I don't buy the line of supporting unethical practises because it provides some form of employment where the alternative is starvation. Life finds a way. Better that we pay more and enforce standards, therefore pushing up wages and with it the livelihoods of those at the bottom of India's social ladder.
As far as customers are concerned. I tell them that the stone costs £24 (or so) psm for ethically sourced or £16 where it may possibly be produced by children on subsistence pay. If they opt for the latter they can have someone else put it in.
-
- Posts: 31
- Joined: Thu Mar 06, 2008 11:30 pm
Rich H wrote:Some suppliers audit the sources of supply regularly to ensure that children are not exploited and that working conditions are acceptable.
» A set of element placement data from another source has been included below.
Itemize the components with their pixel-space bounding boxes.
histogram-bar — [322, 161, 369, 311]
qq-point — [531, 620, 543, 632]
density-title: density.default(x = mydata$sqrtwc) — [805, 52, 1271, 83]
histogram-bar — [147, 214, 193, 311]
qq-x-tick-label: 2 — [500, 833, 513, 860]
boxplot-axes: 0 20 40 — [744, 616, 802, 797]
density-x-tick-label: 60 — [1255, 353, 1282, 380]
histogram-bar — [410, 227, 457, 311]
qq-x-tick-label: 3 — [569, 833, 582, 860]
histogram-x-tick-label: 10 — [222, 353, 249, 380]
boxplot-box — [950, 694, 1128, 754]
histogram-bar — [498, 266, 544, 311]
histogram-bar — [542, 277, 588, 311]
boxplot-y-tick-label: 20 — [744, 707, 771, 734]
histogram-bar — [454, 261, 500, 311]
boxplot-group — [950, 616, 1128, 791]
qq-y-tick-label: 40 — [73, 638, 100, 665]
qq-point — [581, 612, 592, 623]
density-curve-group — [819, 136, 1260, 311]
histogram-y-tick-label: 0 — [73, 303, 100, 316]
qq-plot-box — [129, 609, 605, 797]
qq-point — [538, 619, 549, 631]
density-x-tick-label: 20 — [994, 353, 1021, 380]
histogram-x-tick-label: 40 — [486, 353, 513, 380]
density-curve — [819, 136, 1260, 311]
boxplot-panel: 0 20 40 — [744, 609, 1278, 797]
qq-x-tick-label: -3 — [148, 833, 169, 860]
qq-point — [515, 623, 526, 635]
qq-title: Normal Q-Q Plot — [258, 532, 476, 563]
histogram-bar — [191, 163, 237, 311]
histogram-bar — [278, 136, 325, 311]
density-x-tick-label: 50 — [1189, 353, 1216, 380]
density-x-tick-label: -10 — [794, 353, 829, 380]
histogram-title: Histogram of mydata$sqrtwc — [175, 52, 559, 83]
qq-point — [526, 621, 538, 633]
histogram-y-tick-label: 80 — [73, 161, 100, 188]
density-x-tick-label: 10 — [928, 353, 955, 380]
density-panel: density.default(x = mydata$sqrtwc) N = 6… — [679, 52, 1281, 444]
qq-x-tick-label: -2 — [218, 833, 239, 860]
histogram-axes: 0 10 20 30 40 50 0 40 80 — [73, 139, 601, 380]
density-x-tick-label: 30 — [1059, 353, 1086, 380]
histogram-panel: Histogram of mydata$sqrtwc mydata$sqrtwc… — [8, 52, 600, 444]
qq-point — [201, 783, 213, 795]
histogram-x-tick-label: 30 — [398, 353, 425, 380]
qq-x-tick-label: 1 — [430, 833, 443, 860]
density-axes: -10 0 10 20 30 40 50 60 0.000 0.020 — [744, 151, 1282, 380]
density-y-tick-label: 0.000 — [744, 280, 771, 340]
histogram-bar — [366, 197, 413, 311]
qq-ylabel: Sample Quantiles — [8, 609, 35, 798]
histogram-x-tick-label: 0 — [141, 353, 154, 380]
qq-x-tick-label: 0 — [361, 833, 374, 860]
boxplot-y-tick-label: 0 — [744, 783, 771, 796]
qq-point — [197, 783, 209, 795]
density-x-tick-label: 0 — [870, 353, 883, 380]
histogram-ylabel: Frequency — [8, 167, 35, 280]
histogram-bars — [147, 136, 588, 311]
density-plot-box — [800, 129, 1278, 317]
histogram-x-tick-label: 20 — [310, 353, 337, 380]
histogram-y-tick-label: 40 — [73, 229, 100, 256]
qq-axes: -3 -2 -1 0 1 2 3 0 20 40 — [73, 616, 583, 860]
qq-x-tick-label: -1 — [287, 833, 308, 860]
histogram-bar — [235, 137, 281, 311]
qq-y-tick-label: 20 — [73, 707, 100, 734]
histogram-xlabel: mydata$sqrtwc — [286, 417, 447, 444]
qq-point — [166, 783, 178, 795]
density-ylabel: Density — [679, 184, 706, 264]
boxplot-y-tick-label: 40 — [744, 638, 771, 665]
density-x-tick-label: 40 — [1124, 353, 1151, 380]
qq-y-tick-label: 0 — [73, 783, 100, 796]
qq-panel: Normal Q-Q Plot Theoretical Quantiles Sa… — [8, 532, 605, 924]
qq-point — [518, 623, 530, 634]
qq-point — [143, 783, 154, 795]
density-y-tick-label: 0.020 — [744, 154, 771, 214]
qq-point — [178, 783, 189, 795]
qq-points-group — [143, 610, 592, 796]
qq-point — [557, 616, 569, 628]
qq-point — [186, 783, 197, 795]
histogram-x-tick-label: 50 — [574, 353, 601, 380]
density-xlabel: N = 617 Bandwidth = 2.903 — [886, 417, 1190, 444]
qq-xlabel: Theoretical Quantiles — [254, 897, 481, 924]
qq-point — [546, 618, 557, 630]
There is a cost associated with this which I'm prepared to pay.
I don't buy the line of supporting unethical practises because it provides some form of employment where the alternative is starvation. Life finds a way. Better that we pay more and enforce standards, therefore pushing up wages and with it the livelihoods of those at the bottom of India's social ladder.
As far as customers are concerned. I tell them that the stone costs £24 (or so) psm for ethically sourced or £16 where it may possibly be produced by children on subsistence pay. If they opt for the latter they can have someone else put it in.
Nice to hear that the Marshalls association with the ETI has actually had some kind of influence, especially on an Installer.
Yes, it does cost more to produce paving from an ethically sourced environment - the Health & Safety implications, the extra expenditure in higher wages for quarry workers, finding areas to quarry which will not have a devastating impact on the environment etc etc.
To quote from part of the Marshalls site -
As a member of the Ethical Trading Initiative (ETI), Marshalls has adopted the ETI base code at Stoneshippers India, its sole supplier in the region. The ETI base code includes the principles that child labour should not be used, no-one should be forced to work, working conditions should be safe and healthy, wages should be enough to live on and workers should be treated equally.
However, while Marshalls is satisfied that Stoneshippers India is working with the ETI base code, it is also well aware that one supplier alone cannot change the working practices of centuries. The problems simply go elsewhere. Labour exploitation is likely to be happening just down the road at another site. These violations of human rights simply cannot be ignored by any socially responsible company working in the area.
In Rajasthan - from where sandstone is exported into the UK, making up 10% of the UK market for decorative paving - many people working in the quarries are migrant labourers who scrape an income among the derelict heaps of sandstone spoil, living in makeshift shelters without even the most basic facilities.
They tend to come from the poorest rural communities and are usually landless peasants who work in the quarries for 8-9 months a year, returning to their native region in the rainy season. In typical Indian quarries nearly 20% of workers in Indian quarries are children, some as young as six, who lack education, health, housing and even safe drinking water. These children work in harsh conditions carrying heavy loads, wielding sledge-hammers and operating jack-hammers, without basic safety gear like shoes, gloves and dust masks.
The exra expense can be justified. If anyone still wants to buy unethical stone whilst a quality, ethical alternative is available, then I guess they are lost to a life of no conscience.
-
- Posts: 368
- Joined: Tue Sep 25, 2007 7:20 pm
- Location: darwen
- Contact:
-
- Posts: 1990
- Joined: Sun Mar 25, 2007 10:49 pm
- Location: N/Ireland
Marshalls sandstone for 45 quid a metre you've been mugged. They do a callibrated range for around £30 and an uncallibrated one called Dalestone for £17 a metre. I couldn't sleep at night knowing the I had knowingly used a product that for want of a better phrase had childs blood on it. Have laid it in the past but knew nothing about where it came from.